The obligation to publish a prospectus will not apply to an admission to trading on a regulated market where:

  1. a regulated market issuer wants to admit further securities, or
  2. shares are issued on conversion or exchange of exchangeable securities. This is provided that in both cases the new securities/shares, as the case may be, represent less than 20% of the number of securities/shares already admitted to trading on the same regulated market

These exemptions apply as of 20 July 2017.

Prospectus summary

The summary must contain key information such as details on the issuer, securities and the offer of securities to the public and/or the admission to trading on a regulated marker. The summary should be clear and concise and contain specified categories including the most relevant 15 risk factors. The new simplified prospectus will benefit companies by providing more flexibility and less paperwork.

Risk factors

The list of required risk factors is simplified. A prospectus must contain a limited selection of risks which are deemed material and specific to the issuer and its securities. Issuers will be required to assess the materiality of the risk factors based on the probability of their occurrence and the expected magnitude of their negative impact.
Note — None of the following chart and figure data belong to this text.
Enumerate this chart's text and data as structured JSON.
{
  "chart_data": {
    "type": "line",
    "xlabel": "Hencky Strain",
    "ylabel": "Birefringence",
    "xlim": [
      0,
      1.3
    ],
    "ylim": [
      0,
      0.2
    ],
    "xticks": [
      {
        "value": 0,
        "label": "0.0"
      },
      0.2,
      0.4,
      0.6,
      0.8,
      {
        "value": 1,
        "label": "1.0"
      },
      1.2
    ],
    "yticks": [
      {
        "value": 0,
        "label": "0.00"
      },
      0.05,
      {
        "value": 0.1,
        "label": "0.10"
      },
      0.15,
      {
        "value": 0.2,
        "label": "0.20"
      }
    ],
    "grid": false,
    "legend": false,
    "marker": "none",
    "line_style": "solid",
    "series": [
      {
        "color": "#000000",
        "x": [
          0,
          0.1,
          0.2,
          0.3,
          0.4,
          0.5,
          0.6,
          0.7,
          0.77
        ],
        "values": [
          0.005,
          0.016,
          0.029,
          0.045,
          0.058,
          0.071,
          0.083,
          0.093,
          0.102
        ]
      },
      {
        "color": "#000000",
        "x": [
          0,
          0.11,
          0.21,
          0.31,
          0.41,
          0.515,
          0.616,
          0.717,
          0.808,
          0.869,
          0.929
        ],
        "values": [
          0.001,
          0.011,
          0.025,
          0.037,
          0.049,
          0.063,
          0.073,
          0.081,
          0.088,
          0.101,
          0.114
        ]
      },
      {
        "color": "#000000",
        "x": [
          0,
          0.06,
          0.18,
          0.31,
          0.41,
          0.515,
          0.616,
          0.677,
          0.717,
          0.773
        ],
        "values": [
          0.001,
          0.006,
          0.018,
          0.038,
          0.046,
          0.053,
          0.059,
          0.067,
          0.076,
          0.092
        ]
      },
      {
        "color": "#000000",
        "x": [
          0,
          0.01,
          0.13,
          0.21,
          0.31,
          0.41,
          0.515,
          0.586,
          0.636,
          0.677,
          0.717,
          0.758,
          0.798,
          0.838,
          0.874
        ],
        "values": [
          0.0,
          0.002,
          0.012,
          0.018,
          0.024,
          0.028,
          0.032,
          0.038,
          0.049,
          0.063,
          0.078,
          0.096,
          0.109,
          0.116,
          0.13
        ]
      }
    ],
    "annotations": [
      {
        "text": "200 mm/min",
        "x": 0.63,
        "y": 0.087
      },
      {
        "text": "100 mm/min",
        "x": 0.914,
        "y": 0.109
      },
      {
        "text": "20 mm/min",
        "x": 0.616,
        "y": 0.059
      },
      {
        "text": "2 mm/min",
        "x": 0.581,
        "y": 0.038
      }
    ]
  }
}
The risk factors will need to be categorised and, in each category, presented in order of their material risk.

The European Securities and Markets Authority (ESMA) has been tasked with developing guidelines to assist competent authorities in their review of the specificity and materiality of risk factors. The guidelines will also assist in reviewing the presentation of risk factors across categories depending on their nature.

Minimum disclosure

A simplified and standardised prospectus, known as the "EU Growth Prospectus", will be available to SMEs, small issuances by unlisted companies and for non-SMEs where the securities are being admitted to an SME growth market. Issuers making offers to the public of less than €20 million in any 12 month period can avail of this simplified regime.
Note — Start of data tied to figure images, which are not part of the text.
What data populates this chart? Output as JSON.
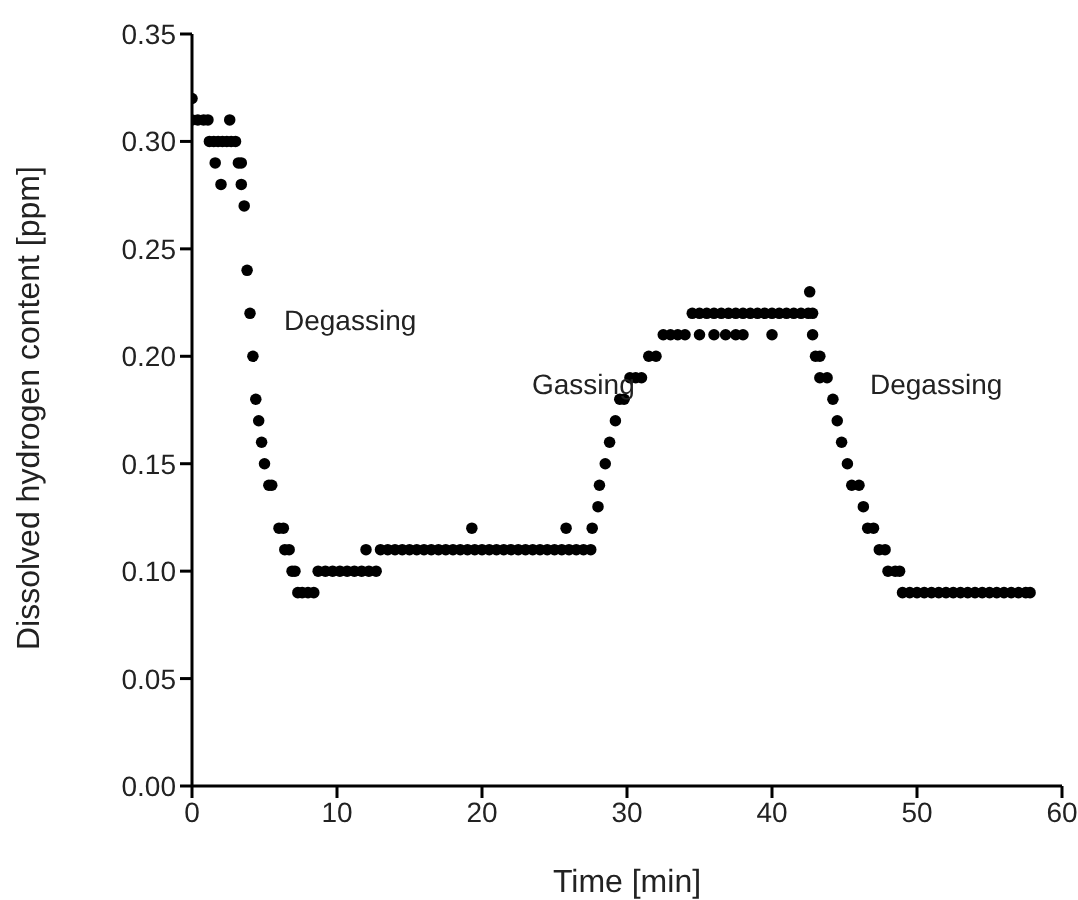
{
  "chart_data": {
    "type": "scatter",
    "xlabel": "Time [min]",
    "ylabel": "Dissolved hydrogen content [ppm]",
    "xlim": [
      0,
      60
    ],
    "xticks": [
      0,
      10,
      20,
      30,
      40,
      50,
      60
    ],
    "ylim": [
      0,
      0.35
    ],
    "yticks": [
      {
        "value": 0,
        "label": "0.00"
      },
      0.05,
      {
        "value": 0.1,
        "label": "0.10"
      },
      0.15,
      {
        "value": 0.2,
        "label": "0.20"
      },
      0.25,
      {
        "value": 0.3,
        "label": "0.30"
      },
      0.35
    ],
    "grid": false,
    "legend": false,
    "marker": "circle",
    "annotations": [
      "Degassing",
      "Gassing",
      "Degassing"
    ],
    "series": [
      {
        "color": "#000000",
        "x": [
          0,
          0,
          0.4,
          0.8,
          1.1,
          1.2,
          1.5,
          1.8,
          2.1,
          2.4,
          2.7,
          3.0,
          2.6,
          2.0,
          1.6,
          3.2,
          3.4,
          3.4,
          3.6,
          3.8,
          4.0,
          4.2,
          4.4,
          4.6,
          4.8,
          5.0,
          5.3,
          5.5,
          6.0,
          6.3,
          6.4,
          6.7,
          6.9,
          7.1,
          7.3,
          7.6,
          8.0,
          8.4,
          8.7,
          9.2,
          9.7,
          10.2,
          10.7,
          11.2,
          11.7,
          12.2,
          12.7,
          12.0,
          13.0,
          13.5,
          14.0,
          14.5,
          15.0,
          15.5,
          16.0,
          16.5,
          17.0,
          17.5,
          18.0,
          18.5,
          19.0,
          19.3,
          19.5,
          20.0,
          20.5,
          21.0,
          21.5,
          22.0,
          22.5,
          23.0,
          23.5,
          24.0,
          24.5,
          25.0,
          25.5,
          25.8,
          26.0,
          26.5,
          27.0,
          27.5,
          27.6,
          28.0,
          28.1,
          28.5,
          28.8,
          29.2,
          29.5,
          29.8,
          30.2,
          30.6,
          31.0,
          31.5,
          32.0,
          32.5,
          33.0,
          33.5,
          34.0,
          34.5,
          35.0,
          35.5,
          36.0,
          36.5,
          37.0,
          37.5,
          38.0,
          38.5,
          39.0,
          39.5,
          40.0,
          40.5,
          41.0,
          41.5,
          42.0,
          42.5,
          42.8,
          35.0,
          36.0,
          36.8,
          37.5,
          38.0,
          40.0,
          42.8,
          42.6,
          43.0,
          43.3,
          43.8,
          43.3,
          44.2,
          44.5,
          44.8,
          45.2,
          45.5,
          46.0,
          46.3,
          46.6,
          47.0,
          47.4,
          47.8,
          48.0,
          48.5,
          48.8,
          49.0,
          49.5,
          50.0,
          50.5,
          51.0,
          51.5,
          52.0,
          52.5,
          53.0,
          53.5,
          54.0,
          54.5,
          55.0,
          55.5,
          56.0,
          56.5,
          57.0,
          57.5,
          57.8
        ],
        "values": [
          0.32,
          0.31,
          0.31,
          0.31,
          0.31,
          0.3,
          0.3,
          0.3,
          0.3,
          0.3,
          0.3,
          0.3,
          0.31,
          0.28,
          0.29,
          0.29,
          0.29,
          0.28,
          0.27,
          0.24,
          0.22,
          0.2,
          0.18,
          0.17,
          0.16,
          0.15,
          0.14,
          0.14,
          0.12,
          0.12,
          0.11,
          0.11,
          0.1,
          0.1,
          0.09,
          0.09,
          0.09,
          0.09,
          0.1,
          0.1,
          0.1,
          0.1,
          0.1,
          0.1,
          0.1,
          0.1,
          0.1,
          0.11,
          0.11,
          0.11,
          0.11,
          0.11,
          0.11,
          0.11,
          0.11,
          0.11,
          0.11,
          0.11,
          0.11,
          0.11,
          0.11,
          0.12,
          0.11,
          0.11,
          0.11,
          0.11,
          0.11,
          0.11,
          0.11,
          0.11,
          0.11,
          0.11,
          0.11,
          0.11,
          0.11,
          0.12,
          0.11,
          0.11,
          0.11,
          0.11,
          0.12,
          0.13,
          0.14,
          0.15,
          0.16,
          0.17,
          0.18,
          0.18,
          0.19,
          0.19,
          0.19,
          0.2,
          0.2,
          0.21,
          0.21,
          0.21,
          0.21,
          0.22,
          0.22,
          0.22,
          0.22,
          0.22,
          0.22,
          0.22,
          0.22,
          0.22,
          0.22,
          0.22,
          0.22,
          0.22,
          0.22,
          0.22,
          0.22,
          0.22,
          0.22,
          0.21,
          0.21,
          0.21,
          0.21,
          0.21,
          0.21,
          0.21,
          0.23,
          0.2,
          0.19,
          0.19,
          0.2,
          0.18,
          0.17,
          0.16,
          0.15,
          0.14,
          0.14,
          0.13,
          0.12,
          0.12,
          0.11,
          0.11,
          0.1,
          0.1,
          0.1,
          0.09,
          0.09,
          0.09,
          0.09,
          0.09,
          0.09,
          0.09,
          0.09,
          0.09,
          0.09,
          0.09,
          0.09,
          0.09,
          0.09,
          0.09,
          0.09,
          0.09,
          0.09,
          0.09
        ]
      }
    ]
  }
}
By 21 January 2019, the EU Commission must adopt delegated acts to supplement the Prospectus Regulation. The delegated acts will specify the reduced content and standardised format and sequence for the EU Growth Prospectus.

Universal Registration Document (URD)

This is a new concept which will allow issuers that draw up a URD each year to benefit from a fast track approval period of five days when seeking approval of a prospectus consisting of separate documents.

Issuers who have a URD approved by the competent authority every financial year for two consecutive years can file subsequent URDs without prior approval, provided one is filed every financial year.

Next Steps

The EU Commission is required to develop and adopt delegated acts and technical standards in a number of areas within 18 months of the Prospectus Regulation coming into force. It has formally requested technical advice from ESMA to prepare these delegated or supplemental acts. ESMA has published three consultation papers:

  1. Consultation Paper on the format and content of the prospectus (ESMA31-62-532)
  2. Consultation Paper on EU Growth prospectus (ESMA31-62-649)
  3. Consultation Paper on scrutiny and approval (ESMA31-62-650)

Consultations on these papers will close on 28 September 2017. ESMA is scheduled to deliver the technical advice to the European Commission by 31 March 2018.

Conclusion

It is hoped that the technical detail adopted in the delegated acts does not add unnecessary complexity to the provisions of the new prospectus regime. Until these delegated acts are adopted and published, it remains to be seen whether the Prospectus Regulation will achieve its objectives to make it cheaper for companies, and in particular SMEs, to access capital and improve prospectus accessibility for investors.

However, the reduction in complexity and reduced specified maximum lengths for prospectuses will be likely to drive production of more focused and clearer documents which will benefit both issuers and market participants generally.

The content of this article is intended to provide a general guide to the subject matter. Specialist advice should be sought about your specific circumstances.